5. The fourth decision - 'Bhairon Singh v. Lalman', 7 All 23 (D), is irrelevant for the purpose of this case apart from the fact that we do not know the scope of the right of pre-emption in the case which was under consideration in the Allahabad High Court. That was a case where the plaintiff in a suit to enforce the right of preemption alleged that the true consideration for the sale was less than the amount stated in the sale deed. It was found that he made no communication to the vendor after he became aware that a sale was being negotiated nor did he make it known to him that while he stood upon his pre-emptive right he declined to pay the price stated in the deed, because it was not the consideration agreed on between the vendor and the vendee (unreasonable as opposed to reasonable price). It was held that the plaintiff was bound, instead of remaining silent, to communicate to the vendor that he was prepared to purchase at the price within a reasonable time and not having done so he must be taken to have countenanced the completion of the bargain with the vendee and to have waived his right of pre-emption.
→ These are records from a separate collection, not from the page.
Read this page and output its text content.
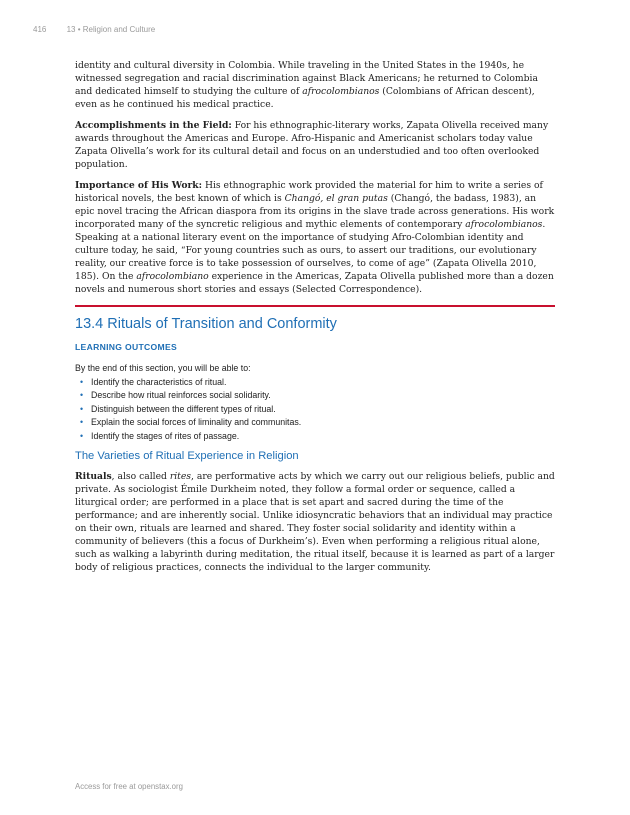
416	13 • Religion and Culture

identity and cultural diversity in Colombia. While traveling in the United States in the 1940s, he witnessed segregation and racial discrimination against Black Americans; he returned to Colombia and dedicated himself to studying the culture of afrocolombianos (Colombians of African descent), even as he continued his medical practice.

Accomplishments in the Field: For his ethnographic-literary works, Zapata Olivella received many awards throughout the Americas and Europe. Afro-Hispanic and Americanist scholars today value Zapata Olivella’s work for its cultural detail and focus on an understudied and too often overlooked population.

Importance of His Work: His ethnographic work provided the material for him to write a series of historical novels, the best known of which is Changó, el gran putas (Changó, the badass, 1983), an epic novel tracing the African diaspora from its origins in the slave trade across generations. His work incorporated many of the syncretic religious and mythic elements of contemporary afrocolombianos. Speaking at a national literary event on the importance of studying Afro-Colombian identity and culture today, he said, “For young countries such as ours, to assert our traditions, our evolutionary reality, our creative force is to take possession of ourselves, to come of age” (Zapata Olivella 2010, 185). On the afrocolombiano experience in the Americas, Zapata Olivella published more than a dozen novels and numerous short stories and essays (Selected Correspondence).

13.4 Rituals of Transition and Conformity
LEARNING OUTCOMES
By the end of this section, you will be able to:
• Identify the characteristics of ritual.
• Describe how ritual reinforces social solidarity.
• Distinguish between the different types of ritual.
• Explain the social forces of liminality and communitas.
• Identify the stages of rites of passage.
The Varieties of Ritual Experience in Religion

Rituals, also called rites, are performative acts by which we carry out our religious beliefs, public and private. As sociologist Émile Durkheim noted, they follow a formal order or sequence, called a liturgical order; are performed in a place that is set apart and sacred during the time of the performance; and are inherently social. Unlike idiosyncratic behaviors that an individual may practice on their own, rituals are learned and shared. They foster social solidarity and identity within a community of believers (this a focus of Durkheim’s). Even when performing a religious ritual alone, such as walking a labyrinth during meditation, the ritual itself, because it is learned as part of a larger body of religious practices, connects the individual to the larger community.

Access for free at openstax.org
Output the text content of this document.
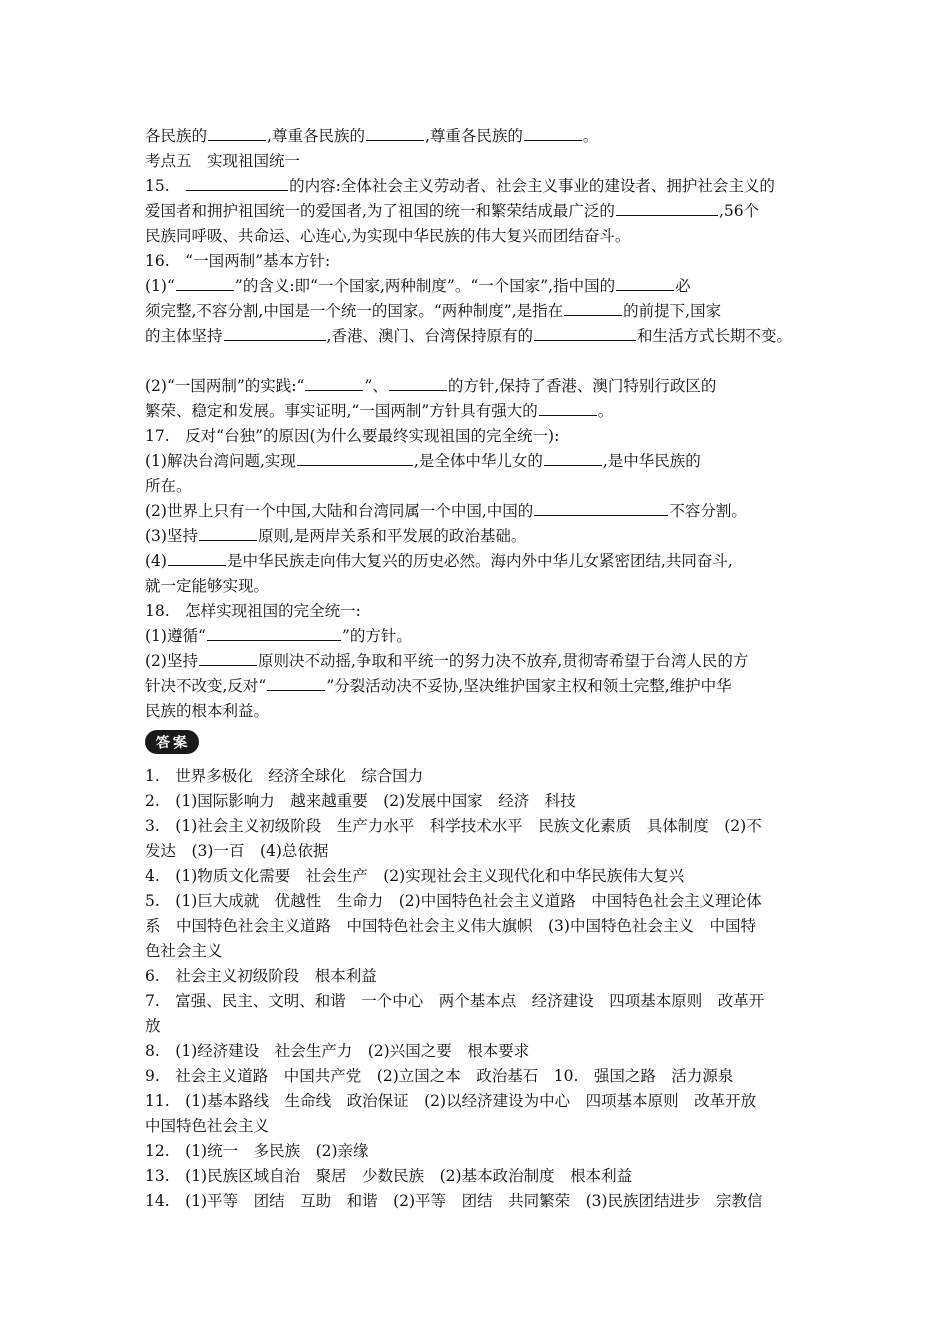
各民族的	,尊重各民族的	,尊重各民族的	。
考点五　实现祖国统一
15.　	的内容:全体社会主义劳动者、社会主义事业的建设者、拥护社会主义的
爱国者和拥护祖国统一的爱国者,为了祖国的统一和繁荣结成最广泛的	,56个
民族同呼吸、共命运、心连心,为实现中华民族的伟大复兴而团结奋斗。
16.　“一国两制”基本方针:
(1)“	”的含义:即“一个国家,两种制度”。“一个国家”,指中国的	必
须完整,不容分割,中国是一个统一的国家。“两种制度”,是指在	的前提下,国家
的主体坚持	,香港、澳门、台湾保持原有的	和生活方式长期不变。
(2)“一国两制”的实践:“	”、	的方针,保持了香港、澳门特别行政区的
繁荣、稳定和发展。事实证明,“一国两制”方针具有强大的	。
17.　反对“台独”的原因(为什么要最终实现祖国的完全统一):
(1)解决台湾问题,实现	,是全体中华儿女的	,是中华民族的
所在。
(2)世界上只有一个中国,大陆和台湾同属一个中国,中国的	不容分割。
(3)坚持	原则,是两岸关系和平发展的政治基础。
(4)	是中华民族走向伟大复兴的历史必然。海内外中华儿女紧密团结,共同奋斗,
就一定能够实现。
18.　怎样实现祖国的完全统一:
(1)遵循“	”的方针。
(2)坚持	原则决不动摇,争取和平统一的努力决不放弃,贯彻寄希望于台湾人民的方
针决不改变,反对“	”分裂活动决不妥协,坚决维护国家主权和领土完整,维护中华
民族的根本利益。
答 案
1.　世界多极化　经济全球化　综合国力
2.　(1)国际影响力　越来越重要　(2)发展中国家　经济　科技
3.　(1)社会主义初级阶段　生产力水平　科学技术水平　民族文化素质　具体制度　(2)不
发达　(3)一百　(4)总依据
4.　(1)物质文化需要　社会生产　(2)实现社会主义现代化和中华民族伟大复兴
5.　(1)巨大成就　优越性　生命力　(2)中国特色社会主义道路　中国特色社会主义理论体
系　中国特色社会主义道路　中国特色社会主义伟大旗帜　(3)中国特色社会主义　中国特
色社会主义
6.　社会主义初级阶段　根本利益
7.　富强、民主、文明、和谐　一个中心　两个基本点　经济建设　四项基本原则　改革开
放
8.　(1)经济建设　社会生产力　(2)兴国之要　根本要求
9.　社会主义道路　中国共产党　(2)立国之本　政治基石　10.　强国之路　活力源泉
11.　(1)基本路线　生命线　政治保证　(2)以经济建设为中心　四项基本原则　改革开放
中国特色社会主义
12.　(1)统一　多民族　(2)亲缘
13.　(1)民族区域自治　聚居　少数民族　(2)基本政治制度　根本利益
14.　(1)平等　团结　互助　和谐　(2)平等　团结　共同繁荣　(3)民族团结进步　宗教信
6. The fifth decision is - 'Mammali v. Kun-hipakki Haji', 38 Mad 67 (E), in which at p. 70 it is pointed out as follows: 'We mention that in some of the cases, viz., in 5 Mad 198 (A), 7 Mad 309 (B) & 15 Mad 480 (C), language is used which might imply that the right of pre-emption consists in a right to have an offer made by the owner of the property to sell the property to the othidar for the same price for which he has contracted to sell to a third person. We might have some hesitation in saying that this is an accurate definition of the nature of the right, because such a definition if strictly pursued to its logical conclusions might lead to difficulties and complications. We however refrain from pronouncing any definite opinion on that point as the learned Advocate-General says that if it be found that his client had knowledge of the sale more than six years before the Institution of the suit he would not be prepared to contend in the facts of this case that the suit would still be within time, because no offer was made to him by the owner of the property before the auction sale.' The decision also docs not support the contention of the appellant.

7. On the other hand, both the lower Courts have relied upon the observations of Sundara Aiyar J. in his commentary on Malabar and Aliyasanthana Law (1922 Edn.), para. 186, wherein it is stated:

'The point is left open whether the right of ottidar is to purchase at the same price as is offered by the stranger, or at a reasonable price, the inclination of their Lordships' opinion being in favour of the latter view. It was so laid down by Mr. Holloway as Sub-Judge in A. S. No. 64 of 1859 (Tellicherry.)'

There is no other decision contrary to the conclusion arrived at by both the lower Courts.

8. There is no point of law and this second appeal is dismissed.